Roger Addison
- Born: Roger Addison 1945 Pontypool, Wales
- Died: March 2010 (aged 65) Cardiff, Wales

Rugby union career

Senior career
- Years: Team / Apps / (Points)
- Pontypool RFC

= Roger Addison =

Welsh rugby union footballer

Roger Addison was a Welsh rugby union player. A prop forward, he represented Wales at youth level and played club rugby for Pontypool RFC. He suffered a serious neck injury during a match in 1966 that left him paralysed. He lived in hospital for more than 40 years after the incident.

==Early life==
Addison grew up in Trevethin, a suburb of Pontypool. He had five sisters and one brother. His father, James, was also a rugby player and played for Pontypool RFC and Newport RFC. Addison attended Twmpath Secondary School.

==Career==
Addison began his career with Pontypool RFC as a prop and represented Wales at youth level in a 9–6 victory against France in March 1964. He made his senior debut for Pontypool in the same month, as his side defeated Oxford 6–0. In a match against Rugby Lions at William Webb Ellis Road on 5 November 1966 Addison, aged 21, broke his neck in a scrum collapse 15 minutes into the game and was paralysed from the neck down. As a result of the injury, Addison swallowed a piece of chewing gum that became stuck in his throat. Club doctor John O'Hanlon performed an emergency tracheotomy on Addison on the pitch.
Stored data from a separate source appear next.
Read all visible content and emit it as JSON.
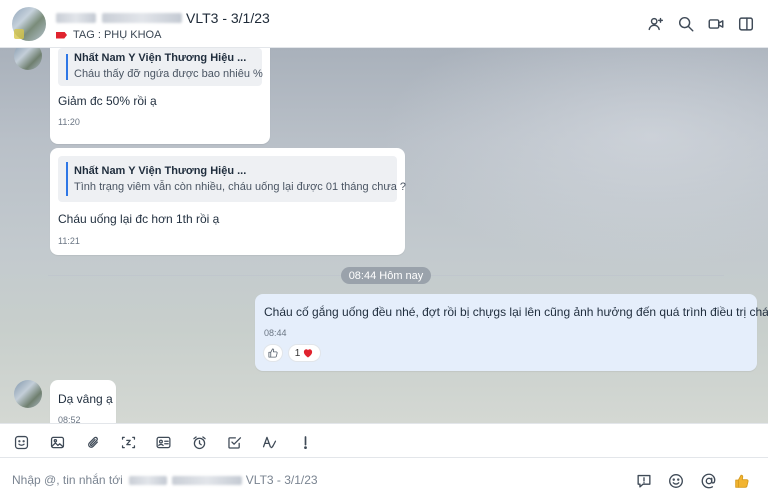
{
  "header": {
    "title_suffix": "VLT3 - 3/1/23",
    "tag_label": "TAG : PHỤ KHOA"
  },
  "messages": [
    {
      "quote_author": "Nhất Nam Y Viện Thương Hiệu ...",
      "quote_text": "Cháu thấy đỡ ngứa được bao nhiêu %",
      "text": "Giảm đc 50% rồi ạ",
      "time": "11:20"
    },
    {
      "quote_author": "Nhất Nam Y Viện Thương Hiệu ...",
      "quote_text": "Tình trạng viêm vẫn còn nhiều, cháu uống lại được 01 tháng chưa ?",
      "text": "Cháu uống lại đc hơn 1th rồi ạ",
      "time": "11:21"
    }
  ],
  "separator": "08:44 Hôm nay",
  "my_message": {
    "text": "Cháu cố gắng uống đều nhé, đợt rồi bị chựgs lại lên cũng ảnh hưởng đến quá trình điều trị cháu ạ",
    "time": "08:44",
    "reaction_count": "1"
  },
  "last_message": {
    "text": "Dạ vâng ạ",
    "time": "08:52"
  },
  "composer": {
    "placeholder_prefix": "Nhập @, tin nhắn tới",
    "placeholder_suffix": "VLT3 - 3/1/23"
  },
  "icons": {
    "header": [
      "add-member-icon",
      "search-icon",
      "video-call-icon",
      "sidebar-toggle-icon"
    ],
    "toolbar": [
      "sticker-icon",
      "image-icon",
      "attachment-icon",
      "screenshot-icon",
      "contact-card-icon",
      "reminder-icon",
      "task-icon",
      "format-text-icon",
      "important-icon"
    ],
    "input": [
      "quick-message-icon",
      "emoji-icon",
      "mention-icon",
      "thumbs-up-icon"
    ]
  },
  "colors": {
    "accent": "#2e77e6",
    "tag": "#e0232e",
    "heart": "#e0232e",
    "thumb": "#f2b431",
    "my_bubble": "#e5eefb"
  }
}
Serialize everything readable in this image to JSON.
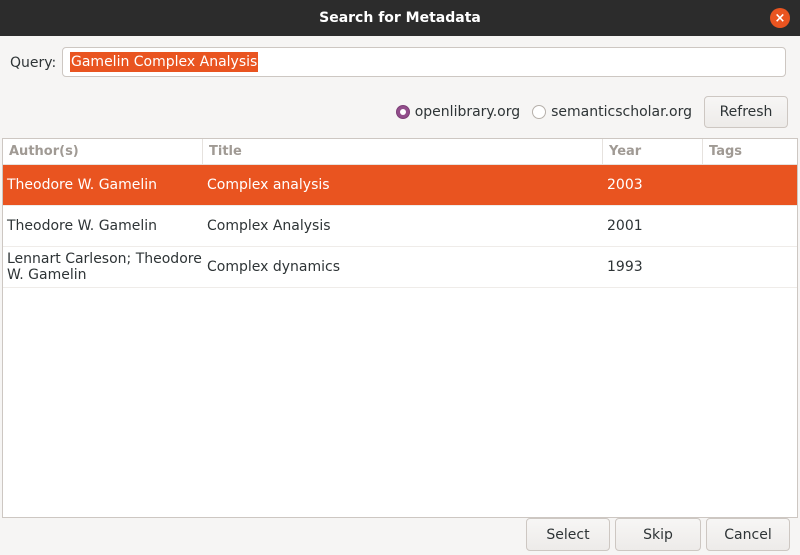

At the time of his injury, Addison had made 79 appearances for Pontypool and scored seven tries.

==Later life==
After the incident, Addison was taken to Stoke Mandeville Hospital where he was diagnosed with quadriplegia as a result of his injuries. Doctors initially feared that he would only survive for three weeks but he lived in hospital for the following 44 years of his life during which representatives of Pontypool RFC visited him regularly. Addison died in March 2010 aged 65. He spent several years at Stoke Mandeville before he was moved to Rookwood Hospital in Cardiff in order to be closer to his family. He was transferred to the University Hospital of Wales in 2005 where he died five years later at the age of 65.